Elle s'interrompit, pour dire:

-- Voyez donc si mes enfants ne se coupent pas avec leurs ciseaux.

Et elle se tut, tremblante, écoutant un pas lourd qui montait l'escalier. Brutalement, le père Bijard poussa la porte. Il avait son coup de bouteille comme à l'ordinaire, les yeux flambants de la folie furieuse du vitriol. Quand il aperçut Lalie couchée, il tapa sur ses cuisses avec un ricanement, il décrocha le grand fouet, en grognant:

-- Ah! nom de Dieu, c'est trop fort! nous allons rire!... Les vaches se mettent à la paille en plein midi, maintenant!... Est-ce que tu te moques des paroissiens, sacré faignante?... Allons, houp! décanillons!

Il faisait déjà claquer le fouet au-dessus du lit. Mais l'enfant, suppliante, répétait:

-- Non, papa, je t'en prie, ne frappe pas... Je te jure que tu aurais du chagrin.... Ne frappe pas.

-- Veux-tu sauter, gueula-t-il plus fort, ou je te chatouille les côtes!... Veux-tu sauter, bougre de rosse!

Alors, elle dit doucement:

-- Je ne puis pas, comprends-tu?... Je vais mourir.

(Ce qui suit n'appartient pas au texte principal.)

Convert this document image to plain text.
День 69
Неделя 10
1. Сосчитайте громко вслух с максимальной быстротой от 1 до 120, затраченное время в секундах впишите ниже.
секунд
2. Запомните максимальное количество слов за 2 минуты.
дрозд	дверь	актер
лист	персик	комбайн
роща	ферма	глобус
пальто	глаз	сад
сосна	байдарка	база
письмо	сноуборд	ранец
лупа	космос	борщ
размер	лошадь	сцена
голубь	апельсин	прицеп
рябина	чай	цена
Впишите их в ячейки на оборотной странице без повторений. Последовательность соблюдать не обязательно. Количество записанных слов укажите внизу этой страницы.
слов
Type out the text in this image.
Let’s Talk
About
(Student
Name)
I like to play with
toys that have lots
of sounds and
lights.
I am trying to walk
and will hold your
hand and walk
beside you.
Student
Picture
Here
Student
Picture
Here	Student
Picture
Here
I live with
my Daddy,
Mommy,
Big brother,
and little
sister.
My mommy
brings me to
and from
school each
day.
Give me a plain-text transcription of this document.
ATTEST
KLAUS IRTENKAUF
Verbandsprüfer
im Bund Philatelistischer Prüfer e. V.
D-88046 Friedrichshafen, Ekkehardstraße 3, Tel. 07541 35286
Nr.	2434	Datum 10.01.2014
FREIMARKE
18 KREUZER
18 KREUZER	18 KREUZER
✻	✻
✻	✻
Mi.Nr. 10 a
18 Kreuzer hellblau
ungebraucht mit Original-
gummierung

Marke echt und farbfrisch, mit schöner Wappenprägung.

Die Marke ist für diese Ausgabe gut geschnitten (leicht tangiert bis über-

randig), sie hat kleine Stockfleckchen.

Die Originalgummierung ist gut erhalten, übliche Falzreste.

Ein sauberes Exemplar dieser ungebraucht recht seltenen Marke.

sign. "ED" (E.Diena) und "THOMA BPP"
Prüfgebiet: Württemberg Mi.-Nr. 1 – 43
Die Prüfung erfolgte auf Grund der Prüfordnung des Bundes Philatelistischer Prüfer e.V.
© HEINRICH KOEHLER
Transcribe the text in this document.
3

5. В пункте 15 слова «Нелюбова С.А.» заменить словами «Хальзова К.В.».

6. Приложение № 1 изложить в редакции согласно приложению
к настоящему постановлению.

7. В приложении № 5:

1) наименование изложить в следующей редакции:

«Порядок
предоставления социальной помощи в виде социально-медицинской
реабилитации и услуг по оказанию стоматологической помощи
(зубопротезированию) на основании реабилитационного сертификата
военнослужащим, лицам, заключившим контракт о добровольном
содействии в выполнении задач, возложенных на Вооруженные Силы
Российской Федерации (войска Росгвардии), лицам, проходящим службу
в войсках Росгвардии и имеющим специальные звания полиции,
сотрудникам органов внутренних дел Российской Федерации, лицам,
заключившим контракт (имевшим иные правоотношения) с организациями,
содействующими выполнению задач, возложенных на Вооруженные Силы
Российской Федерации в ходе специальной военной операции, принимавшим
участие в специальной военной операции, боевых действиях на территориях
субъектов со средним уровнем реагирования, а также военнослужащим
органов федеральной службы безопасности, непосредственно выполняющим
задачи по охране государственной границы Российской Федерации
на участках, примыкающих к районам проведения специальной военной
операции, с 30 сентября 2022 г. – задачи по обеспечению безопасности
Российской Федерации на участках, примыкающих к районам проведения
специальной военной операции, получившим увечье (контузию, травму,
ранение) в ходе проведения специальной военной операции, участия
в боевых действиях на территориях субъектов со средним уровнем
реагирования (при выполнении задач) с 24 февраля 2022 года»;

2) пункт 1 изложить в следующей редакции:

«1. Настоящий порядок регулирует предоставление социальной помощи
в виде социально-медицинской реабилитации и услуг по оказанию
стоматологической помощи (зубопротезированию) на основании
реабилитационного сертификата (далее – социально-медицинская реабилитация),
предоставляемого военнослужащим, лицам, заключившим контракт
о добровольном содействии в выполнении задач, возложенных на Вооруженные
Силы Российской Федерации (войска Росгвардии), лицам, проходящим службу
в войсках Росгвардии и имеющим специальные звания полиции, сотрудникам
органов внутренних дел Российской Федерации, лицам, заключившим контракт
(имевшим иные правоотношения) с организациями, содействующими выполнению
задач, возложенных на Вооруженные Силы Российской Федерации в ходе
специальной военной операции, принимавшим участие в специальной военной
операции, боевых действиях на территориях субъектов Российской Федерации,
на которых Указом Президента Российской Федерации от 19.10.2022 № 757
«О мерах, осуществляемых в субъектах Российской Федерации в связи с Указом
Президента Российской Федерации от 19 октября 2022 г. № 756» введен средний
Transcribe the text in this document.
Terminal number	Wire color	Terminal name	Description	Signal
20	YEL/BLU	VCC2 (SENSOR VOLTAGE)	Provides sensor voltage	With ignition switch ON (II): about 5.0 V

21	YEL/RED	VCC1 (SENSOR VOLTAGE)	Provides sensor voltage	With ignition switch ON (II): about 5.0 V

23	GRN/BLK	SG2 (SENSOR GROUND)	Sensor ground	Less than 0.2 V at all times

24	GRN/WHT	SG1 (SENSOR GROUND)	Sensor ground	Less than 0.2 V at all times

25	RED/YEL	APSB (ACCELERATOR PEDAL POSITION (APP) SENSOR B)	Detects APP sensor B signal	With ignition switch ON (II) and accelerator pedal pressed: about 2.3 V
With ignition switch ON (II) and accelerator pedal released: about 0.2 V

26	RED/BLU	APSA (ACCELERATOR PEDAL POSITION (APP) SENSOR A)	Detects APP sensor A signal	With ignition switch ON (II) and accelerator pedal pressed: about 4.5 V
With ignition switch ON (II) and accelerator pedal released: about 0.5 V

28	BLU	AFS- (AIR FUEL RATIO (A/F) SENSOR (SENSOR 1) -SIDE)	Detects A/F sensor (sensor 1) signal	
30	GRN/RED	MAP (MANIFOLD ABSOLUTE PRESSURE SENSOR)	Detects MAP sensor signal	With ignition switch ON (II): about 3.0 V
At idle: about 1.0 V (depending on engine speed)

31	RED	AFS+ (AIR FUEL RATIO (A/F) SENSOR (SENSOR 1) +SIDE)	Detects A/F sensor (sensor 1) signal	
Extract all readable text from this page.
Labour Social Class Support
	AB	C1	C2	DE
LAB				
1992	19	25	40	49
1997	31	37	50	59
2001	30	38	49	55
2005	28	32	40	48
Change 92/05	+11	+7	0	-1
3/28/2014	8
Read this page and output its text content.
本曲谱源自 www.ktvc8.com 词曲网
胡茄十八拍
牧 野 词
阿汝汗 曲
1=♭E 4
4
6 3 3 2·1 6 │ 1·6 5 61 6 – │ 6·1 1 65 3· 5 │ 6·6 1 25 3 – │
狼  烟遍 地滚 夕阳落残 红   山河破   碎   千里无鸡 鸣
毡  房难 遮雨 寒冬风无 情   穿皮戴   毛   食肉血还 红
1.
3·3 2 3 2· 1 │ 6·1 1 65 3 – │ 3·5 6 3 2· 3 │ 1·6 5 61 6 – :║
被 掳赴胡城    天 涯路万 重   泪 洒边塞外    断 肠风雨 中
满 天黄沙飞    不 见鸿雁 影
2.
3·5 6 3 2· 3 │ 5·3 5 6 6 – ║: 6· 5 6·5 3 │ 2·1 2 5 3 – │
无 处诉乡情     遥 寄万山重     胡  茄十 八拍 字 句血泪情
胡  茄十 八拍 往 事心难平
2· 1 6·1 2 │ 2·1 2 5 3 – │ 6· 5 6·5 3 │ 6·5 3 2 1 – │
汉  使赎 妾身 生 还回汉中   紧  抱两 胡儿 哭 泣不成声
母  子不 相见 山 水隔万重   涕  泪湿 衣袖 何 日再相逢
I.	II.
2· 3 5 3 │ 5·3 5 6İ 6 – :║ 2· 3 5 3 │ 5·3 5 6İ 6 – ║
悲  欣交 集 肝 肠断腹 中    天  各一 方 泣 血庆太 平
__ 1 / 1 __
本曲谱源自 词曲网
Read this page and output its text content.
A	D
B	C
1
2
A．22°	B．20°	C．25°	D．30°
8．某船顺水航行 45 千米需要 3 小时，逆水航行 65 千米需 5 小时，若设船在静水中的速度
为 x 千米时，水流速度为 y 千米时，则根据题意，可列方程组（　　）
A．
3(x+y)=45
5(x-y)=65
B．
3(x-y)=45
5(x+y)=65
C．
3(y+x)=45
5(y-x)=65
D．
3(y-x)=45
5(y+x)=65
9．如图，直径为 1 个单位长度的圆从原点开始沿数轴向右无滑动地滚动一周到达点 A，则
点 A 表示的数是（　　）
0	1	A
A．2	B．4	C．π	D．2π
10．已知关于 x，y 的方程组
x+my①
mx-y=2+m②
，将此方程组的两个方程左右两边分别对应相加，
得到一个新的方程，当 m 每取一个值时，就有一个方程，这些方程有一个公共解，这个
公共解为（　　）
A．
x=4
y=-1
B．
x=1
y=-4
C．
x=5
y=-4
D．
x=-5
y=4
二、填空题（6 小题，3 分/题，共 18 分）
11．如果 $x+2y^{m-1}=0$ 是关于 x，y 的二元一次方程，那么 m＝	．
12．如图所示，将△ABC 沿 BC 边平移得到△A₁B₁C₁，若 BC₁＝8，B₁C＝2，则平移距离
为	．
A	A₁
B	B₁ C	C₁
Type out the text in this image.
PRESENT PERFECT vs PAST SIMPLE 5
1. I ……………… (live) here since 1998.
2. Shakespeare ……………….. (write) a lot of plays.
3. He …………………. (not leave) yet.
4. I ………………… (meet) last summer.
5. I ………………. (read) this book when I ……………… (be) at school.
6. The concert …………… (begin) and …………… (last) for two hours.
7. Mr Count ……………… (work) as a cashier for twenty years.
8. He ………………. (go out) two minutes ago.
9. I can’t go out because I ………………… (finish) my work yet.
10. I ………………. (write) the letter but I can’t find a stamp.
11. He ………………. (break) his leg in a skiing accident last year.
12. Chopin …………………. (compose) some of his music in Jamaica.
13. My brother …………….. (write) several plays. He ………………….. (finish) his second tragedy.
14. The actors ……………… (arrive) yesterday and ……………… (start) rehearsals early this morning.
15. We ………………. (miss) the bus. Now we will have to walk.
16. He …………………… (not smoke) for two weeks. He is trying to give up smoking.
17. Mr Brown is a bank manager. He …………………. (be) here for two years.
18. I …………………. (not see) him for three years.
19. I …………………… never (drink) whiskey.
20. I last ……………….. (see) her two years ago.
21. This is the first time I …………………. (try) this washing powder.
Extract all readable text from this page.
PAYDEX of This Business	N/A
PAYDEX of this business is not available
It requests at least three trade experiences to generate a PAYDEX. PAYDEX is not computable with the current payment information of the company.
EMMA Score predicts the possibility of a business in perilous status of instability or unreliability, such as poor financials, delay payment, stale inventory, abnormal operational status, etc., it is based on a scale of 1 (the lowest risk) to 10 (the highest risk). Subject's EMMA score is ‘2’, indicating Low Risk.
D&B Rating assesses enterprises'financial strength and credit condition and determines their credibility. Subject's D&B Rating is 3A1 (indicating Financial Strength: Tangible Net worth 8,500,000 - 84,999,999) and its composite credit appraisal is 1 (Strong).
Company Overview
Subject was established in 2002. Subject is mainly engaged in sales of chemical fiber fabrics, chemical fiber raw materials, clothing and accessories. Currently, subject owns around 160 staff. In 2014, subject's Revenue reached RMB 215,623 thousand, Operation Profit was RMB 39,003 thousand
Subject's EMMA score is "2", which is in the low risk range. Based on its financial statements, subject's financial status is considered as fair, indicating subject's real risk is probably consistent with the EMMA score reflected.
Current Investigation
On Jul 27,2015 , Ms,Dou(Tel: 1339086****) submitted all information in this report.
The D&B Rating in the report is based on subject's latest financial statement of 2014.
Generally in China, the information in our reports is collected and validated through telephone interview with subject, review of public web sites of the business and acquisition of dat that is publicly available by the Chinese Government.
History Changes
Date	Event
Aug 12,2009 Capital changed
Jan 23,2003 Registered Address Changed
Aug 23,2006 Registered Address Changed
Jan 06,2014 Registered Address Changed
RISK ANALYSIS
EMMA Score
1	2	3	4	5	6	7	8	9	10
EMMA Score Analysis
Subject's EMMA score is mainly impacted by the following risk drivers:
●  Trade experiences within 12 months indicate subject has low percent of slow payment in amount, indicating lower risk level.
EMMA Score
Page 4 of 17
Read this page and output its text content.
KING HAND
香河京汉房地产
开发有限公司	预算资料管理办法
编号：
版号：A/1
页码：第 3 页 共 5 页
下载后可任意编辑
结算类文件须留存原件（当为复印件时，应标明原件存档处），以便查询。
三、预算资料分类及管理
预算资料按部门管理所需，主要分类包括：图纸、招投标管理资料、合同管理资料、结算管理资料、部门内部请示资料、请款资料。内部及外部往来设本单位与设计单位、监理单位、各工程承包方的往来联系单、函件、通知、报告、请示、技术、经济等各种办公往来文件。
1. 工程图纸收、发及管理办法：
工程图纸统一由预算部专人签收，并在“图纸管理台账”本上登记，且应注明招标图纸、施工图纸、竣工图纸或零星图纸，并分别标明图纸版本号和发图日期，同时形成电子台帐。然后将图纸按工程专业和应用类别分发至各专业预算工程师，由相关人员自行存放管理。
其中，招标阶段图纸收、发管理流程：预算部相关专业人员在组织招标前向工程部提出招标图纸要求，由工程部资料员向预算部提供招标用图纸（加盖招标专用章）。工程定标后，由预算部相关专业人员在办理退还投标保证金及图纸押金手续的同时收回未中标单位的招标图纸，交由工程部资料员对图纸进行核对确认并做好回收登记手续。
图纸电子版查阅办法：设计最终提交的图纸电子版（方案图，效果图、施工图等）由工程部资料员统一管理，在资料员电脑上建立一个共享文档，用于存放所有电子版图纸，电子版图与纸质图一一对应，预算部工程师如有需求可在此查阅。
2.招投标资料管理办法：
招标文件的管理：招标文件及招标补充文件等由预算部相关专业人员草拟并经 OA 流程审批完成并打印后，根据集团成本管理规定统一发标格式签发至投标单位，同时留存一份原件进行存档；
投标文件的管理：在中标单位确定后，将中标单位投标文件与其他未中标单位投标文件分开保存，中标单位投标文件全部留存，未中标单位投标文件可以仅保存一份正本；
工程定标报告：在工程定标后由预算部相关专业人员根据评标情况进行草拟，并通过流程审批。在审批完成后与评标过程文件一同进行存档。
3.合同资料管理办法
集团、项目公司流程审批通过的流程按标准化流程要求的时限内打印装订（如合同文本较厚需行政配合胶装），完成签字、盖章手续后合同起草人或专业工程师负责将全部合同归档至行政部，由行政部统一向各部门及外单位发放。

Gervaise s'était jetée sur Bijard et lui arrachait le fouet. Lui, hébété, restait devant le lit de sangle. Qu'est-ce qu'elle chantait là, cette morveuse? Est-ce qu'on meurt si jeune, quand on n'a pas été malade! Quelque frime pour se faire donner du sucre! Ah! il allait se renseigner, et si elle mentait!

-- Tu verras, c'est la vérité, continuait-elle. Tant que j'ai pu, je vous ai évité de la peine... Sois gentil, à cette heure, et dis-moi adieu, papa.

Bijard tortillait son nez, de peur d'être mis dedans. C'était pourtant vrai qu'elle avait une drôle de figure, une figure allongée et sérieuse de grande personne. Le souffle de la mort, qui passait dans la chambre, le dessoûlait. Il promena un regard autour de lui, de l'air d'un homme tiré d'un long sommeil, vit le ménage en ordre, les deux enfants débarbouillés, en train de jouer et de rire. Et il tomba sur une chaise, balbutiant:

-- Notre petite mère, notre petite mère...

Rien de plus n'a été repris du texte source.